Cuando Lavon llegó a la cubierta inferior, un chorreante montoncillo de hierba se hallaba extendido a bordo, y seis personas estaban reunidas alrededor: el segundo oficial Vormetch, el oficial de derrota Galimoin, Joachil Noor y dos científicos, y Mikdal Hasz, el cronista. Había un fuerte olor a amoníaco en el ambiente. Los tres skandars retrocedieron, apretándose la nariz de modo ostentoso y murmurando, pero los demás señalaron, se rieron, pincharon la hierba, se mostraron más excitados y animados que en las últimas semanas.
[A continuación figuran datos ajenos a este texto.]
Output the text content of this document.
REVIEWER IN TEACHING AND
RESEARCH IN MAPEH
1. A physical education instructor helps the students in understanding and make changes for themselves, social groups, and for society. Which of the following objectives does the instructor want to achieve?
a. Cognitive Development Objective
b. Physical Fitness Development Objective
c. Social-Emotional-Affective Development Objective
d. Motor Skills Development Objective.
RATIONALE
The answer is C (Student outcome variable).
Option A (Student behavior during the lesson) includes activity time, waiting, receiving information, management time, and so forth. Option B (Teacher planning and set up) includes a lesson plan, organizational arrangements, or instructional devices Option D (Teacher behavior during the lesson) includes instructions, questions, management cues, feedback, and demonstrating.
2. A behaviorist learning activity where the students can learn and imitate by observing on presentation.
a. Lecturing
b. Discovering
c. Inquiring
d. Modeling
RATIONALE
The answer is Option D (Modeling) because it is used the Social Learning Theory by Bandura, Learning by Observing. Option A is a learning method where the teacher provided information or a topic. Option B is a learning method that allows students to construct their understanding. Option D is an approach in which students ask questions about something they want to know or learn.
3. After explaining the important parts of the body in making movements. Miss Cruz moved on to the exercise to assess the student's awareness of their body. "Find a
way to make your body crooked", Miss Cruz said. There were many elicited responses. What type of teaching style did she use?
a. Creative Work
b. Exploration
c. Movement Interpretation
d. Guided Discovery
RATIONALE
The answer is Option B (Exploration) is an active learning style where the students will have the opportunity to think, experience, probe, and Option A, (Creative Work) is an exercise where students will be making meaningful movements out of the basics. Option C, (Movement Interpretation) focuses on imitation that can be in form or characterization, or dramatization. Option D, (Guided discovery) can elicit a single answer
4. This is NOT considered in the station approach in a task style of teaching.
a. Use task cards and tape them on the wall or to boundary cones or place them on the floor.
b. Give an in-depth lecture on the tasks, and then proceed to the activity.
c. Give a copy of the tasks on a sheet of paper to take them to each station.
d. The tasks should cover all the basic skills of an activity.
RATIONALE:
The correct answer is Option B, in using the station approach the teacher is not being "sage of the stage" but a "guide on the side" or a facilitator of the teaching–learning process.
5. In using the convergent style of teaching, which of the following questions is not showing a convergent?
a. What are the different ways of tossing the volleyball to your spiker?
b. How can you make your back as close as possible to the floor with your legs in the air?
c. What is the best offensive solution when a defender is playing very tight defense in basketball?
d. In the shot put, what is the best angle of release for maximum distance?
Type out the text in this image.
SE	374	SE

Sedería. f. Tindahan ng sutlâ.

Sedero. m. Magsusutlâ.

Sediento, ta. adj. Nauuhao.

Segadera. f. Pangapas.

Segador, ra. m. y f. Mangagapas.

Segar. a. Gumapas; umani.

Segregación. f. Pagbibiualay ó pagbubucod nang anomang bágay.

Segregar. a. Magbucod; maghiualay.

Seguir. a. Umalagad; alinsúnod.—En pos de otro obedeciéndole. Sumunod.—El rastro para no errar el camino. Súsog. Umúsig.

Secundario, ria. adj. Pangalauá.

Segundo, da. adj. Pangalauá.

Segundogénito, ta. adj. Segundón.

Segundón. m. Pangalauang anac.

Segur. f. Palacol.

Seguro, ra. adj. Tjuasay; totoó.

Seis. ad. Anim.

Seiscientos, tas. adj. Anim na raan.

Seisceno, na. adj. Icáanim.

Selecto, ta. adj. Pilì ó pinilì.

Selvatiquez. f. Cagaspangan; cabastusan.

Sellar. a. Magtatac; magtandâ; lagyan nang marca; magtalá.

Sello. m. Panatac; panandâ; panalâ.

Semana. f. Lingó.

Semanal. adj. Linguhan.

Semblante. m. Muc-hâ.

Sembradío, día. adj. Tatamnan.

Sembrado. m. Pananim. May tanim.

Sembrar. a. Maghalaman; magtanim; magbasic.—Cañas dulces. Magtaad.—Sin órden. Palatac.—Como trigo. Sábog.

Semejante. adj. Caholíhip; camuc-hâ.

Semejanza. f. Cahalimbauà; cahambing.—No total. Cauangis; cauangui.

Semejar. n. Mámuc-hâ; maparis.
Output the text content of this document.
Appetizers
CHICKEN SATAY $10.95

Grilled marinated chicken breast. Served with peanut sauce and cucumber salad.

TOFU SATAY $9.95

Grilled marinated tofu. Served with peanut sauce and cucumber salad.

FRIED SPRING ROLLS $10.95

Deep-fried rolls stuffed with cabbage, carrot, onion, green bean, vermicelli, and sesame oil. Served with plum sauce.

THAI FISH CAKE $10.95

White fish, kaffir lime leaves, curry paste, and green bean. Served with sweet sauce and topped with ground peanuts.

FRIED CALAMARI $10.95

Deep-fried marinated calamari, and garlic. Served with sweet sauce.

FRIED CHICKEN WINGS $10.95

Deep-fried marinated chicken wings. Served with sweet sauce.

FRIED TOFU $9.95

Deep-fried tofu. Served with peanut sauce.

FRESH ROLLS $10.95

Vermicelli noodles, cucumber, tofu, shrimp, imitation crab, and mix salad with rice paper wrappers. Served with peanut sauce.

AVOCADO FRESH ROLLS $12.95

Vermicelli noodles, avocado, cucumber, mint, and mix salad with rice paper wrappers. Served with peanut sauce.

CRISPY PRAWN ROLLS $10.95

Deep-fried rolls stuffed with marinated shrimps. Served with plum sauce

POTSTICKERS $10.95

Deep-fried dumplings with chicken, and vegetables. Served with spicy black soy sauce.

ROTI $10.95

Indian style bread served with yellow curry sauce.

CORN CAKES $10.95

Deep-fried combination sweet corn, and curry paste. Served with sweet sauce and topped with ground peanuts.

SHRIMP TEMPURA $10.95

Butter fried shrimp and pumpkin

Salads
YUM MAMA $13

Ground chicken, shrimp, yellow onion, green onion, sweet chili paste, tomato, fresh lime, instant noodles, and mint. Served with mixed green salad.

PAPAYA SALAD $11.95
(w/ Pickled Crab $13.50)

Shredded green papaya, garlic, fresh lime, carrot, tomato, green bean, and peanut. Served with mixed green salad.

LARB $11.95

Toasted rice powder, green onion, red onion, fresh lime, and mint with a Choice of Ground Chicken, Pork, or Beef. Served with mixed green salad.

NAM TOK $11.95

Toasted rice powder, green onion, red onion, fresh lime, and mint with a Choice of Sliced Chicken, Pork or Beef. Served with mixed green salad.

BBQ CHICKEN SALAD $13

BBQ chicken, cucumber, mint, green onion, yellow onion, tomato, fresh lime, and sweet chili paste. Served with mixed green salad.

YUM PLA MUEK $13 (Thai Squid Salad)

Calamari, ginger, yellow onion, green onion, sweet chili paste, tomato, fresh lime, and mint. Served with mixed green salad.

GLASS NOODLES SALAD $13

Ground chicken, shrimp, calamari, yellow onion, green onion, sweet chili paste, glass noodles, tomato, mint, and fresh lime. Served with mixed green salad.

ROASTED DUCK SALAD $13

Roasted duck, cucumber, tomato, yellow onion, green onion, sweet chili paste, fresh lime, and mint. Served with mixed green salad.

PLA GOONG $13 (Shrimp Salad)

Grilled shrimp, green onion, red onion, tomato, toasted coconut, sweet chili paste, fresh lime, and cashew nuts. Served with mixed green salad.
Lavon se arrodilló junto a los otros. No había duda, aquello eran algas marinas de clase desconocida, filamentos planos y pulposos casi tan largos como un hombre, anchos como un brazo, gruesos como un dedo. Las algas se retorcían y se agitaban de modo convulsivo, igual que si tuvieran muelles, pero poco a poco los movimientos fueron haciéndose más lentos. Estaban secándose, y los brillantes colores fueron apagándose con rapidez.

—Coged más —dijo Joachil Noor a los skandars—. Y esta vez metedlas en un recipiente con agua del mar para mantenerlas vivas.

Los skandars no se movieron.

—Esa peste… esa peste asquerosa… —gruñó uno de los velludos seres.

Joachil Noor se acercó a ellos —la mujer, nervuda y bajita, parecía una niña al lado de las gigantescas criaturas—, y agitó bruscamente las manos. Los skandars, tras encogerse de hombros, prosiguieron la tarea con pesados movimientos.